Si les échelles ECOG et Karnofsky sont bien définies dans la littérature, il est observé une certaine subjectivité inter-observateur dans l’évaluation du patient. Des différences d’interprétations du PS sont observées en fonction de l’opérateur (médecin, infirmière, patient) entraînant une absence de reproductibilité. À notre sens, les items mêmes du PS basés sur le concept « d’activité » sont trop globaux pour caractériser une personne âgée dont la définition « d’activité » est floue.

Faut-il l’apprécier par rapport au sujet jeune qui a une activité professionnelle, sportive, sociale ou faut-il l’adapter à un sujet âgé à la retraite mais conservant une vie sociale, intellectuelle ?

Le développement d’indices gériatriques fonctionnels comme l’ADL en 1959, validé ensuite par Katz et coll. a permis de mieux caractériser le sujet âgé. Ces indices permettent un suivi longitudinal et temporel du patient au cours de sa maladie et sont des facteurs pronostiques de survie.

Mais ils ne sont pas validés en cancérologie pulmonaire même s’ils sont parfois utilisés en pratique clinique. Soixante et un pour cent de nos patients ont un PS inférieur à 2 (on peut les qualifier d’autonomes) ; près de la moitié est considérée indépendant pour l’ADL selon la définition (ADL = 6) mais seulement 4,8 % d’entre eux sont indépendants pour l’IADL (IADL = 9). Cette discordance est rapportée dans deux études.

L’IADL est un reflet de l’activité instrumentale dont les items, nombreux, sont déclaratifs.
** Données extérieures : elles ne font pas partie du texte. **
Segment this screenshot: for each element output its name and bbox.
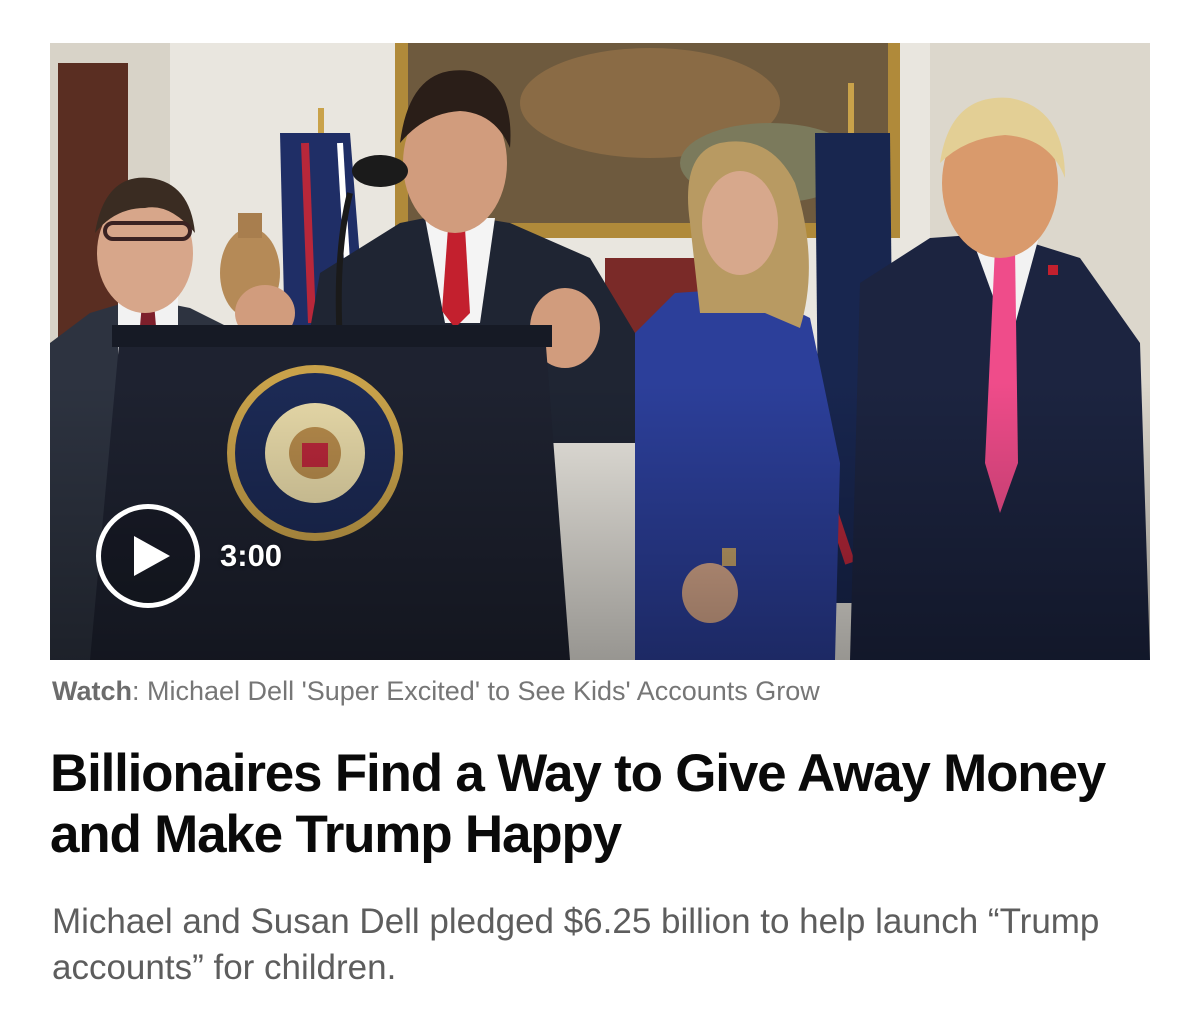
video-caption[interactable]: Watch: Michael Dell 'Super Excited' to S… [52,673,820,709]
article-card[interactable]: 3:00 Watch: Michael Dell 'Super Excited'… [0,0,1200,1018]
article-headline[interactable]: Billionaires Find a Way to Give Away Mon… [50,743,1160,865]
caption-separator: : [132,676,140,706]
video-thumbnail[interactable]: 3:00 [50,43,1150,660]
video-play-control[interactable]: 3:00 [96,504,282,608]
article-dek: Michael and Susan Dell pledged $6.25 bil… [52,902,1100,987]
video-duration: 3:00 [220,538,283,573]
play-icon [134,536,170,576]
play-button[interactable] [96,504,200,608]
caption-text: Michael Dell 'Super Excited' to See Kids… [139,676,820,706]
caption-lead: Watch [52,676,132,706]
L’ADL est un indice des fonctions simples de la vie courante constatées le plus souvent de visu par le médecin qui recueille les informations. Le score d’IADL a tendance à surestimer la dépendance du patient ; il est également influencé par les troubles cognitifs. Une dépendance pour l’ADL est rapportée par Fukuse et coll. comme un facteur pronostique de complications post-opératoires après chirurgie thoracique chez des patients âgés porteurs d’un CBP. Dans cette même étude, un MMS inférieur à 24 est également un facteur pronostique de complication post-opératoire, alors que le PS ne l’est pas évaluées par le score de Charlson (SC) sont en revanche des données indépendantes du PS. Nous avons également observé ce résultat dans notre étude.
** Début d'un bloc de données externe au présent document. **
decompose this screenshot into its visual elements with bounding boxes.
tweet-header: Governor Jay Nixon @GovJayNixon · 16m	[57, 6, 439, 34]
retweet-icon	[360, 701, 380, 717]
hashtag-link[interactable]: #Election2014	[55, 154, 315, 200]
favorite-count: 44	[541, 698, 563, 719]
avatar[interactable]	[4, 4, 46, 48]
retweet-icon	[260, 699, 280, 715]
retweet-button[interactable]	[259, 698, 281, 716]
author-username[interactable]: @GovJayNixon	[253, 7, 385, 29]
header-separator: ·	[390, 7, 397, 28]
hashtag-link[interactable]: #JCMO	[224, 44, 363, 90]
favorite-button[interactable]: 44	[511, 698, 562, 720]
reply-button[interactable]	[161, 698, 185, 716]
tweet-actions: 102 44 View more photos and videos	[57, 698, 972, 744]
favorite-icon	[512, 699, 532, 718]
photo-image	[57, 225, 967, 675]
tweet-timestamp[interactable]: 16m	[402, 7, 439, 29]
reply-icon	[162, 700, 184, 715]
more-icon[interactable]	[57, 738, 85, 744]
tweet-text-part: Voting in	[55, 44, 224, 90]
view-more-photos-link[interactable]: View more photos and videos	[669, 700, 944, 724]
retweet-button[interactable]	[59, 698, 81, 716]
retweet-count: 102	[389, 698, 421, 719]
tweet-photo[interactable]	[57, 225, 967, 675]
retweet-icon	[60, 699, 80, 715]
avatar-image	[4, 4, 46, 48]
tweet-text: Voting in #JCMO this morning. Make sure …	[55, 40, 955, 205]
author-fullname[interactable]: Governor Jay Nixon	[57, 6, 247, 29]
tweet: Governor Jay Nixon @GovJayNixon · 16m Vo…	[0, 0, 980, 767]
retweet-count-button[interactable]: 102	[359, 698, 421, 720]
Enfin, si un PS supérieur à 2 (ou un PS Karnovsky inférieur à 70 %) est un facteur pré thérapeutique défavorable en terme de morbi-mortalité reconnu, ceci ne s’applique pas aux indices gériatriques. En effet, leur utilisation reste limitée par l’absence de seuil à partir duquel on considère que le patient entre dans une catégorie à risque élevée de morbi-mortalité liée aux traitements du CBP. Dans notre série, nous observons que les seuils pour chaque indice gériatrique pour les PS supérieurs à 2 sont respectivement : supérieur à 25 pour le PINI, supérieur à 10 pour l’ADL, supérieur à 20 pour l’IADL et inférieur à 20 pour le MMS. Ces données méritent bien sûr d’être réévaluées et confirmées par une étude prospective multicentrique sur une large série de patients âgés atteints de CBP.
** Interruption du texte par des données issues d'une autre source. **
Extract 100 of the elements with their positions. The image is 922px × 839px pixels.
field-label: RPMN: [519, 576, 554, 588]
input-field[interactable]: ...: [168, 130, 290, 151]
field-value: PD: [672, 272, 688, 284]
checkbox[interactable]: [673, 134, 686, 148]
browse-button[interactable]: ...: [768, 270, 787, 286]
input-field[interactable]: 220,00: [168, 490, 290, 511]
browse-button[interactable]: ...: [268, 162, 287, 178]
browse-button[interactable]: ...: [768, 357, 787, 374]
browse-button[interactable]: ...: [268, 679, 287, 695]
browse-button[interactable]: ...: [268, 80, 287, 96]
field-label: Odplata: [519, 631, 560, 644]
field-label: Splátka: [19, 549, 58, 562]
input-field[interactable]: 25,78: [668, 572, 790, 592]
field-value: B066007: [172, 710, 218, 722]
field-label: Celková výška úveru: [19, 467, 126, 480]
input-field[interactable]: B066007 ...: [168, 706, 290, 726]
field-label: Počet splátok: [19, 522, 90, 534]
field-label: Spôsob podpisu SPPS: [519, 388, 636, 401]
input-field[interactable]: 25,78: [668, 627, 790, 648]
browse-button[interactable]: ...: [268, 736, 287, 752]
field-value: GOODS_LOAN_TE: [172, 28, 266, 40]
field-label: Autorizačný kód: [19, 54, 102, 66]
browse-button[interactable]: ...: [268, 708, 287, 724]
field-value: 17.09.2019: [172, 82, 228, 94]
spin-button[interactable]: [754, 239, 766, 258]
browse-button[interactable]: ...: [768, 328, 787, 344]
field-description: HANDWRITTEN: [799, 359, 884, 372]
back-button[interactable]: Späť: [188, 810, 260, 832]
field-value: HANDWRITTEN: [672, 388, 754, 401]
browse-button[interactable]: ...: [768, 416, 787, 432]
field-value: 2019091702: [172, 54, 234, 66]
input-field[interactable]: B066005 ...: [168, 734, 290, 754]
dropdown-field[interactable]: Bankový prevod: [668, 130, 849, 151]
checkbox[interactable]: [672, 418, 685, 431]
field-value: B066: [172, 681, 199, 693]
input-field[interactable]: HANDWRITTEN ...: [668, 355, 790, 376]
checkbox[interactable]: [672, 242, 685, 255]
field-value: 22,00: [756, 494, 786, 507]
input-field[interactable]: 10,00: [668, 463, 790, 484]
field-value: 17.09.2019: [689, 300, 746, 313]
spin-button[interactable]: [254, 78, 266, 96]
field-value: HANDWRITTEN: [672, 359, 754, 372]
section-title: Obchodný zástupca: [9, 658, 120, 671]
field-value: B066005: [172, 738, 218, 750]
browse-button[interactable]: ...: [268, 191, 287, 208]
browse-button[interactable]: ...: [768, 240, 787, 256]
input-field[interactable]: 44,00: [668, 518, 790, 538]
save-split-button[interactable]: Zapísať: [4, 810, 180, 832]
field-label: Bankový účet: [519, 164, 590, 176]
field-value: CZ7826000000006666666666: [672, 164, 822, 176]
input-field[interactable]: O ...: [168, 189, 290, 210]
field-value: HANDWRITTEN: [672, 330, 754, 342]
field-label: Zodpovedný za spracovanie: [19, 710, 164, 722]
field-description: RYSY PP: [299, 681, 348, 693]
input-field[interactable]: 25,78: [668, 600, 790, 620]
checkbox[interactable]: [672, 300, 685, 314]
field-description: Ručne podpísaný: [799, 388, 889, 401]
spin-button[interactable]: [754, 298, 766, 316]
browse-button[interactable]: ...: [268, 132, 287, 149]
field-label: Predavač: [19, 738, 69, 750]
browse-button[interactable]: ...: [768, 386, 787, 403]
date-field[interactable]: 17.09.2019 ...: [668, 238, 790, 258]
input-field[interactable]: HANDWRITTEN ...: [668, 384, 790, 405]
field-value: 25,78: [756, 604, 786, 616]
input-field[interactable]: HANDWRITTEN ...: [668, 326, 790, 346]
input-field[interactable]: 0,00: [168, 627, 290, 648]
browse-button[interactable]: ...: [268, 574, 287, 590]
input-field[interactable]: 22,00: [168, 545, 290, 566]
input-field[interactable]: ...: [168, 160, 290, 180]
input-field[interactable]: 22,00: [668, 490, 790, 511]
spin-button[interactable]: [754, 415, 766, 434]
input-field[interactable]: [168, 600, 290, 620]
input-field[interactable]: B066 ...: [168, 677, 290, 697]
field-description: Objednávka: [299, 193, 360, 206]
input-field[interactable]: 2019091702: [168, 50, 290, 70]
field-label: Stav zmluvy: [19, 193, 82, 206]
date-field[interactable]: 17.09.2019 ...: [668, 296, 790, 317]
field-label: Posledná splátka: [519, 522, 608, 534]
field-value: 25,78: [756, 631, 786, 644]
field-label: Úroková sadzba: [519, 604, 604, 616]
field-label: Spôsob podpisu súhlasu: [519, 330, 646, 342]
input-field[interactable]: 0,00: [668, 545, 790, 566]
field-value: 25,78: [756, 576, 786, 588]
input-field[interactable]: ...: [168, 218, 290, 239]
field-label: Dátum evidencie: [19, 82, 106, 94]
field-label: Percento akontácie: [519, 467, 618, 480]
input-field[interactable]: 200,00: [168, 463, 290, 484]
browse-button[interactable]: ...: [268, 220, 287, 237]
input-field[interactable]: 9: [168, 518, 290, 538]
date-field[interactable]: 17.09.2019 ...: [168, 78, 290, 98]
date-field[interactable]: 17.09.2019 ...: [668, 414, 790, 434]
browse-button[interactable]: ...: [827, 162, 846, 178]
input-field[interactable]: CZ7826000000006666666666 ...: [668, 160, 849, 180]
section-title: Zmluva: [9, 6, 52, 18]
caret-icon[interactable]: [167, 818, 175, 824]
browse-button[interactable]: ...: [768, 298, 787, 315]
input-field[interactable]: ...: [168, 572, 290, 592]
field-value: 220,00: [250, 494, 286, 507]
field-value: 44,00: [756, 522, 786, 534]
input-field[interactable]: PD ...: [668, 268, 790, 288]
Notre étude présente quelques limites. Il s’agit d’une étude monocentrique et d’une petite série de patients, mais néanmoins inclus de manière prospective et consécutive. Nos patients ont un bon PS dans la plupart des cas, mais ils rejoignent en cela l’étude de Piquet et coll. menée en France où 75,6 % des patients de plus de 70 ans ont au moment du diagnostic un PS inférieur ou égal à 2. Il s’agit d’un biais de recrutement courant puisque les patients trop altérés ne sont pas adressés dans nos services en raison d’un état général jugé trop précaire par le médecin traitant ou l’entourage.

Conclusion :

En conclusion, le PS est un bon indice d’activité du sujet âgé et est corrélé aux indices gériatriques simples. Nous pensons que les calculs des indices gériatriques prennent toute leur importance dans le cas de PS supérieur ou égal à 2 pour affiner les décisions thérapeutiques. La détermination de seuils des indices gériatriques pourra être utile dans l’élaboration de futures études multicentriques.